Letter from Prof. Dr. Johannes Staehelin

Prof. Dr. Johannes Staehelin


To Whom it May Concern:


During the week of June 8-10, 2010, fifty leading atmospheric scientists from around the world shared their research results at the first international symposium on "Atmospheric Chemistry and Physics at Mountain Sites", Interlocken,  Switzerland.  From the data presented, it became clear that high elevation mountain atmospheric observatories provide a unique window on long range transport of air pollution and dust, chemical reactions in the atmosphere, and crucial information on background concentrations of trace gases and aerosols influencing ozone concentrations, and those that drive climate change.  



It also became clear that the numbers of high mountain observatories covering the relatively compact area of Europe are barely adequate in number and location/spacing to monitor the atmosphere in that region.  For instance, the recent volcanic ash cloud from Iceland illuminated crucial gaps in the network capable of sampling within the actual ash cloud.



More importantly, presentations showed that the density of high altitude mountain observatories in, and downwind of Asia, is a factor of about 10 less than in Europe.  At present, only the high elevation observatories at Mt. Waliguan, China, and Mount Lulin, Taiwan bear the responsibility for monitoring the high elevation atmosphere from the Tibetan Plateau to the East China Sea, and for a human population well beyond 1 billion people.  One of the more valuable recent observations from the Lulin Observatory is that high concentrations of mercury are flowing east from Asia, the result of mercury rich coal burning that has been increasing at 4% per year for more than a decade.  A second monitoring site is needed to put bounds on the mercury flux into/over Japan and into the north Pacific Ocean.



The observatory on Mount Fuji, Japan, is ideally situated for monitoring long range outflow of gases and aerosols from northern-central Asia.  The location of Mount Fuji and the present research infrastructure at the top of the mountain, make this site an international and global treasure for atmospheric science measurements.  The mountain is already a Japanese national cultural treasure.

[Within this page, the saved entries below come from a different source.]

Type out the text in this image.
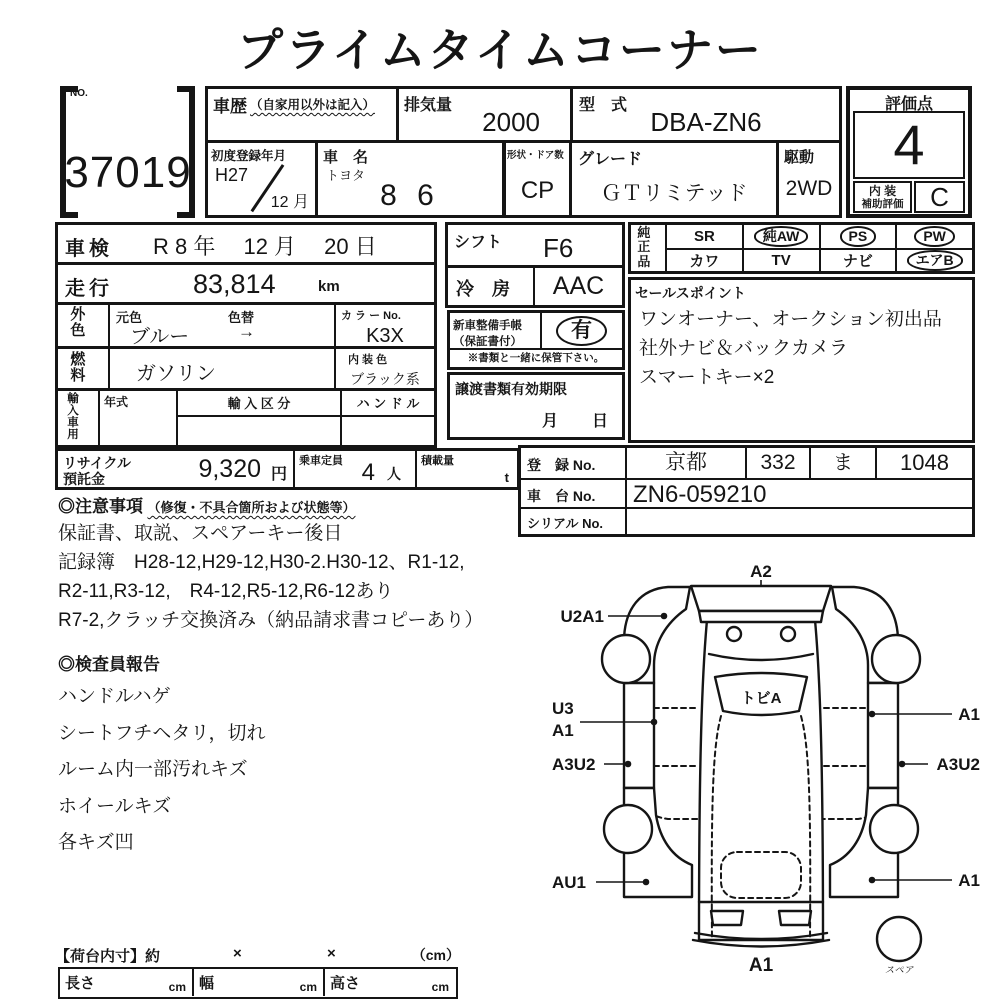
プライムタイムコーナー
NO.
37019
車歴 （自家用以外は記入） 排気量
2000
型　式
DBA-ZN6
初度登録年月
H27
12 月
車　名
トヨタ
8 6
形状・ドア数
CP
グレード
ＧＴリミテッド
駆動
2WD
評価点
4
内 装
補助評価	C
車検 R 8 年　 12 月　 20 日
走行	83,814	km
外色
元色	色替
ブルー	→
カ ラ ー No.
K3X
燃料	ガソリン
内 装 色
ブラック系
輸入車用
年式	輸 入 区 分	ハ ン ド ル
リサイクル
預託金	9,320 円
乗車定員 4 人
積載量
t
シフト F6
冷　房	AAC
新車整備手帳
（保証書付）	有
※書類と一緒に保管下さい。
譲渡書類有効期限
月 日
純正品
SR	純AW	PS	PW
カワ	TV	ナビ	エアB
セールスポイント
ワンオーナー、オークション初出品
社外ナビ＆バックカメラ
スマートキー×2
登　録 No.	京都	332	ま	1048
車　台 No. ZN6-059210
シリアル No.
◎注意事項 （修復・不具合箇所および状態等）
保証書、取説、スペアーキー後日
記録簿　H28-12,H29-12,H30-2.H30-12、R1-12,
R2-11,R3-12,　R4-12,R5-12,R6-12あり
R7-2,クラッチ交換済み（納品請求書コピーあり）
◎検査員報告
ハンドルハゲ
シートフチヘタリ，切れ
ルーム内一部汚れキズ
ホイールキズ
各キズ凹
【荷台内寸】約	×	×	（cm）
長さ	cm 幅	cm 高さ	cm
A2
トビA
A1	スペア
U2A1
U3
A1
A3U2
A1
A3U2
AU1	A1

We, the undersigned scientists, strongly urge the government of Japan, its agencies, and its citizens to support and expand long-term atmospheric monitoring at the globally significant Mount Fuji Observatory.  This support would allow for solidifying the embryonic Asian-Pacific Mountain Atmospheric Observatory Network consisting of Mount Fuji; Waliguan; Lulin; Mauna Loa, Hawaii; Whistler, Canada;  and Mount Bachelor, Oregon.